In many different applications, only specific parts of a component need to be hardened. This creates a challenge as traditional hardening, or heat-treating processes will heat all or most of the part based on exposure to the heat source. Additionally, it may be important to simply heat the surface of the part or component, which is where induction hardening processes come into play.

Precise Heat Treatment

Through the use of non-contact heating by exposure to an alternating magnetic field, the interior layer just under the surface of the part or component can be heated to the desired level. The material has to be conductive for the process to work.

The depth of the generation of heat within the part or complete can be controlled by the frequency of the alternating magnetic field. Other factors will also need to be considered including the specific density of the metal in the part or component as well as the material thickness.

After the surface heating is completed to the specific time in the induction hardening process, the workpiece is quenched. This can be done in oil or water or even in specific types of polymer solutions.
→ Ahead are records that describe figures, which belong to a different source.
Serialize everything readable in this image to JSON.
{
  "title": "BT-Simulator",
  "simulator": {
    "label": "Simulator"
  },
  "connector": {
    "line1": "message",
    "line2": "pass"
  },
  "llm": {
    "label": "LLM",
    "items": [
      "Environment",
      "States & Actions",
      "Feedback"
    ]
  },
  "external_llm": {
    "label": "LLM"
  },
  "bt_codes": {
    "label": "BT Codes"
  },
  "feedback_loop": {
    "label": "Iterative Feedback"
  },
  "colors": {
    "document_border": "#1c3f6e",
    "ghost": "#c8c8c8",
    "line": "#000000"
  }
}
The result is a transformation of the surface layer of the workpiece to a martensitic form. This will be harder and more durable than the interior of the metal without changing any of the properties for the rest of the workpiece.

When to Use the Process

With the more durable surface produced through the induction hardening process, steel alloy parts and components for automotive, machines and equipment are ideal. They have a high level of resistance to wear and tear, and they are also going to have a longer life cycle than parts that are not surface hardened.

This is also a fast process as it can be fully automated. This helps to reduce the cost per unit of production while also streamlining the process over other surface hardening options.